VALERIA MARINI E FERNANDA LESSA, LE ESORCISTE

Poche settimane dopo essere uscita dal GF, mi sembra d’avere fatto un sogno. Perciò qualsiasi cosa io dica della casa e dei suoi abitanti è arbitraria, è il racconto di un dormiveglia.

• Mai avrei creduto di trovarmi dalla parte di Antonella Elia, visto che ho lasciato il grande Fratello anche per non vederla più. Ci eravamo attratte, all’inizio, perché i matti si riconoscono. Ma siamo matti di specie diversa, io un matto imprudente, ancora vivo solo grazie all’angelo custode. Antonella è un mattomoderno, che agisce sempre per il suo tornaconto. E’ un grande soggetto letterario, un carattere interessante, intelligenza vivissima, anche se unidirezionale . Era sempre in campagna elettorale. Faceva il suo dovere di giocatrice ovvero giocava onestamente barando, perché questo richiede il GF.
Astuzia, dissimulazione, capacità di eliminare l’altro senza assurde crisi di coscienza. Lei quel gioco lo sapeva fare, io no. Ci siamo scontrate quando s’è messa a fare la moralista alle spalle di Serena Enardu, la coraggiosa ragazza di Pago, che aveva contro tutta l’Italia machista, e non era il momento di attaccarla. Come questo non è il momento di attaccare Antonella. Qualsiasi galantuomo, matto o no, non può che difenderla.
E’  ignobile, è empio, ciò che Valeria Marini e Fernanda  Lessa stanno inscenando contro di lei.  Prima hanno cominciato a dire che portava male- travisando le parole di Montovoli- il quale aveva detto sento Antonella negativa. Ma intendeva negativa per lui, nel loro rapporto. Non era un attributo universale. Montovoli è un uomo di grande eleganza morale, mai avrebbe pensato una tale bestialità. Ma Valeria e Fernanda si sono impadronite del suo aggettivo, e hanno tradotto “negativa” in “portar male”. Non c’è niente di più vile, pericoloso, bassamente medievale di questa calunnia insensata , che può distruggere esistenza e carriera.  Qui il Grande Fratello non c’entra, diventano cose della vita, e si chiamano scherno,  linciaggio, persecuzione. Ma non  basta. Valeria e Fernanda si fanno il segno della croce quando passa Antonella, e sono arrivate a brandire un crocefisso mimando sguaiatamente un esorcismo. Orribile. Blasfemo.
Il Grande Fratello è così sensibile al sentimento religioso del pubblico,  e poi permette che si usi la croce per una cerimonia sacrilega e burlesca? Anche per chi non crede,quello stupido baccanale è rivoltante.
 Quando ero nella casa avevo simpatia per Fernanda, mi pareva uno scugnizzo libero e di buon cuore. Vederla officiare quellatrista buffonata dispiace anche per lei, che manca di rispetto ase stessa.

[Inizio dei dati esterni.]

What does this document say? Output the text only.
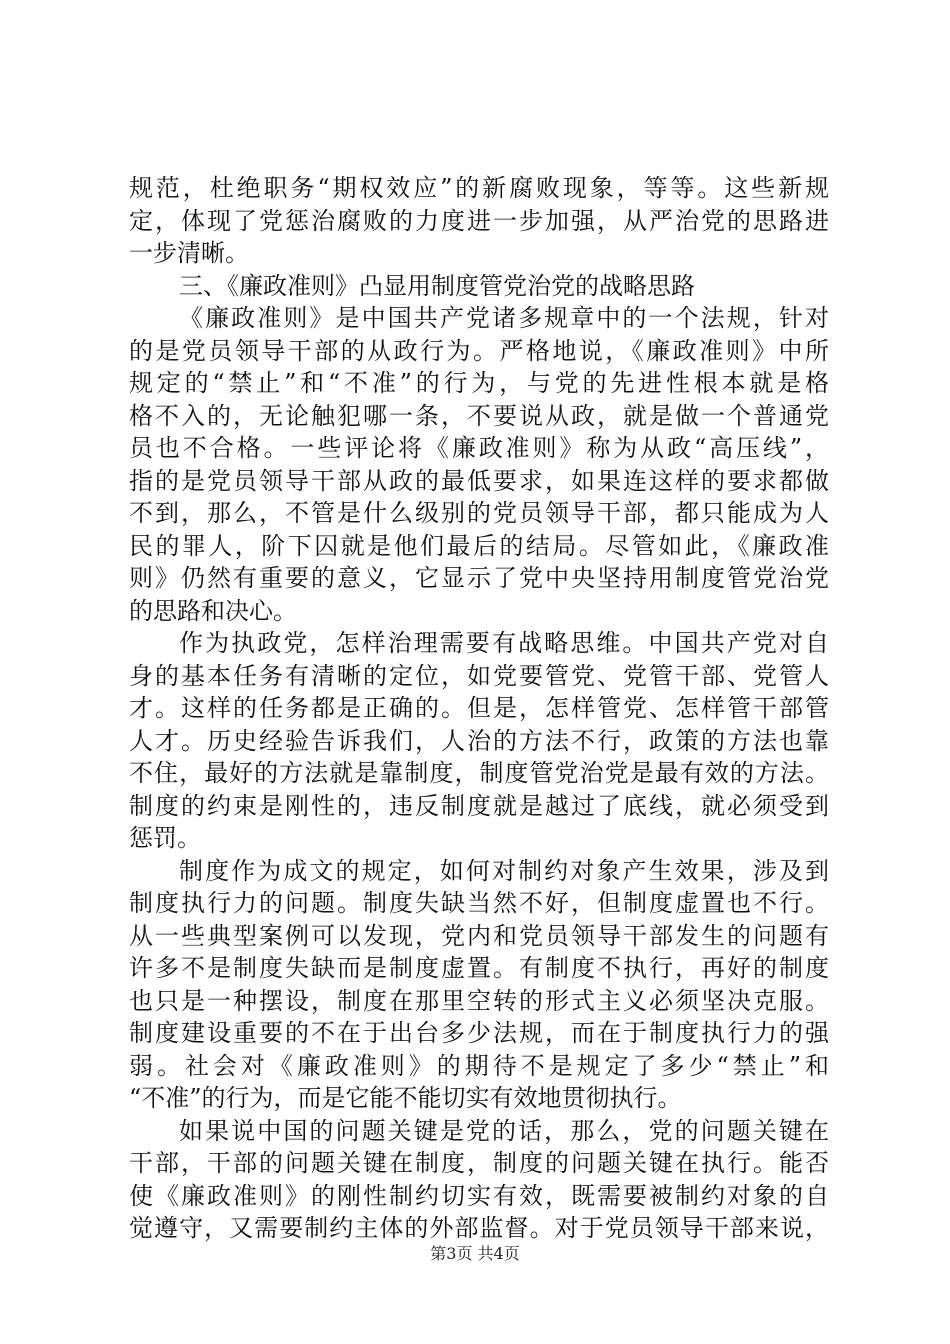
规范，杜绝职务“期权效应”的新腐败现象，等等。这些新规
定，体现了党惩治腐败的力度进一步加强，从严治党的思路进
一步清晰。
三、《廉政准则》凸显用制度管党治党的战略思路
《廉政准则》是中国共产党诸多规章中的一个法规，针对
的是党员领导干部的从政行为。严格地说，《廉政准则》中所
规定的“禁止”和“不准”的行为，与党的先进性根本就是格
格不入的，无论触犯哪一条，不要说从政，就是做一个普通党
员也不合格。一些评论将《廉政准则》称为从政“高压线”，
指的是党员领导干部从政的最低要求，如果连这样的要求都做
不到，那么，不管是什么级别的党员领导干部，都只能成为人
民的罪人，阶下囚就是他们最后的结局。尽管如此，《廉政准
则》仍然有重要的意义，它显示了党中央坚持用制度管党治党
的思路和决心。
作为执政党，怎样治理需要有战略思维。中国共产党对自
身的基本任务有清晰的定位，如党要管党、党管干部、党管人
才。这样的任务都是正确的。但是，怎样管党、怎样管干部管
人才。历史经验告诉我们，人治的方法不行，政策的方法也靠
不住，最好的方法就是靠制度，制度管党治党是最有效的方法。
制度的约束是刚性的，违反制度就是越过了底线，就必须受到
惩罚。
制度作为成文的规定，如何对制约对象产生效果，涉及到
制度执行力的问题。制度失缺当然不好，但制度虚置也不行。
从一些典型案例可以发现，党内和党员领导干部发生的问题有
许多不是制度失缺而是制度虚置。有制度不执行，再好的制度
也只是一种摆设，制度在那里空转的形式主义必须坚决克服。
制度建设重要的不在于出台多少法规，而在于制度执行力的强
弱。社会对《廉政准则》的期待不是规定了多少“禁止”和
“不准”的行为，而是它能不能切实有效地贯彻执行。
如果说中国的问题关键是党的话，那么，党的问题关键在
干部，干部的问题关键在制度，制度的问题关键在执行。能否
使《廉政准则》的刚性制约切实有效，既需要被制约对象的自
觉遵守，又需要制约主体的外部监督。对于党员领导干部来说，
第3页 共4页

Queste offese contro Antonella sono ignobili. Dopo averla detestata, e ora sogno di liberarla con un volo da Batman da quelle grinfie grossolane e feroci. Accecate da una malvagità ridanciana e volgare,Fernanda e Valeria non si rendono conto, fra l’altro, che stanno favorendo la loro rivale: con quelle sevizie indecenti spingono i votanti a schierarsi con Antonella. Tutti forse no, ma quelli che abbiano un po’ di senso della civiltà, sì.

 

ANDREA MONTOVOLI, IL SILENZIOSO

E’ andato via anche lui, Andrea Montovoli. Era amatissimo dal pubblico, che lo ha sostenuto con forza, ma ha sfidato al televoto Antonella, lealmente, dicendo “Deciderà il pubblico. O io o lei. Uno dei due uscirà, nello stesso posto non possiamo stare”. Ma non è riuscito a trovarsi in nomination con lei e allora è uscito di sua volontà, decisione non indolore (chi si ritira dal GF, oltre alla visibilità rinuncia a buona parte del cachet).

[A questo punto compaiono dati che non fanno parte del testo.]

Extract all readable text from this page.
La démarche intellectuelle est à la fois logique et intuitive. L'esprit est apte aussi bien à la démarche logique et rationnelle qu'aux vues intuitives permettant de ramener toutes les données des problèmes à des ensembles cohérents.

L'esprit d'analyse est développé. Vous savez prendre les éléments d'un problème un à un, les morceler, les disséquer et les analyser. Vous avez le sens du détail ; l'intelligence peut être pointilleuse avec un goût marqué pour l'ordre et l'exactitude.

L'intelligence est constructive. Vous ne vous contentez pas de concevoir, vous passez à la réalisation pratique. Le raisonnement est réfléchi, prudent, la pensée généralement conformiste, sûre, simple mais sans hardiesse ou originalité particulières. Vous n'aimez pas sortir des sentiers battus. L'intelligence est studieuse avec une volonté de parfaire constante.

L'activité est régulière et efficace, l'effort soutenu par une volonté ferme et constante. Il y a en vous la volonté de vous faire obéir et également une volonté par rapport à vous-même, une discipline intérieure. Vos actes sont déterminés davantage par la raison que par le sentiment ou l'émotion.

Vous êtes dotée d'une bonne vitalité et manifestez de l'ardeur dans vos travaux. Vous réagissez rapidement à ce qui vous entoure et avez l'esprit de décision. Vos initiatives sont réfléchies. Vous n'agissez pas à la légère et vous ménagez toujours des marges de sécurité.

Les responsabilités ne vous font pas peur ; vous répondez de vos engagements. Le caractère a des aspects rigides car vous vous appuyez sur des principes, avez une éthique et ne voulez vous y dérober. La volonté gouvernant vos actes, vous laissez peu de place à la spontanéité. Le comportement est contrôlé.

Andrea raccontava poco di sé, ma quel poco disegnava un personaggio affascinante, fra i più originali della compagnia. In una gara di scultura plasmò una mirabile testa del Buddha (insieme a Denver).Aveva dei buoni amici- Fernanda, Paolo Ciavarro, Patrik- ma spesso stava solo, con la piantina di bambù che si era portato, che chiamava Lina.

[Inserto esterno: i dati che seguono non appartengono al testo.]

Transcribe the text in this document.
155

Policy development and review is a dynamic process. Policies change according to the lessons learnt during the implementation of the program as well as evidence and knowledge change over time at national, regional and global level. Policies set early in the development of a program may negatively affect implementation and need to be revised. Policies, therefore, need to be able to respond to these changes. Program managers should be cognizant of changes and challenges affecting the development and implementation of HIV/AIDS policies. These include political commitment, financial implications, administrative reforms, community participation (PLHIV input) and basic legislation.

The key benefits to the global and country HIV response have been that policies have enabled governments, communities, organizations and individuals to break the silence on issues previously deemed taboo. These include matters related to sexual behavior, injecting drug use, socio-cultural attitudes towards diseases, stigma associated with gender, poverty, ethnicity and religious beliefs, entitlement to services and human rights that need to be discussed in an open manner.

Nella casa mi avevano concesso penna e taccuino, e scrivevo filastrocche in rima su tutti i partecipanti. Quella per Montovoli diceva In questo chiuso ragazzo c’è un mistero/ un po’ celeste e un poco nero/ Ha un volto da poeta decadente/ franco e leale, ma non capisci niente/ della sua anima fonda tormentata. / Soltanto lo capisce Lina, la sua piantina/, la sua fedele e degna fidanzata.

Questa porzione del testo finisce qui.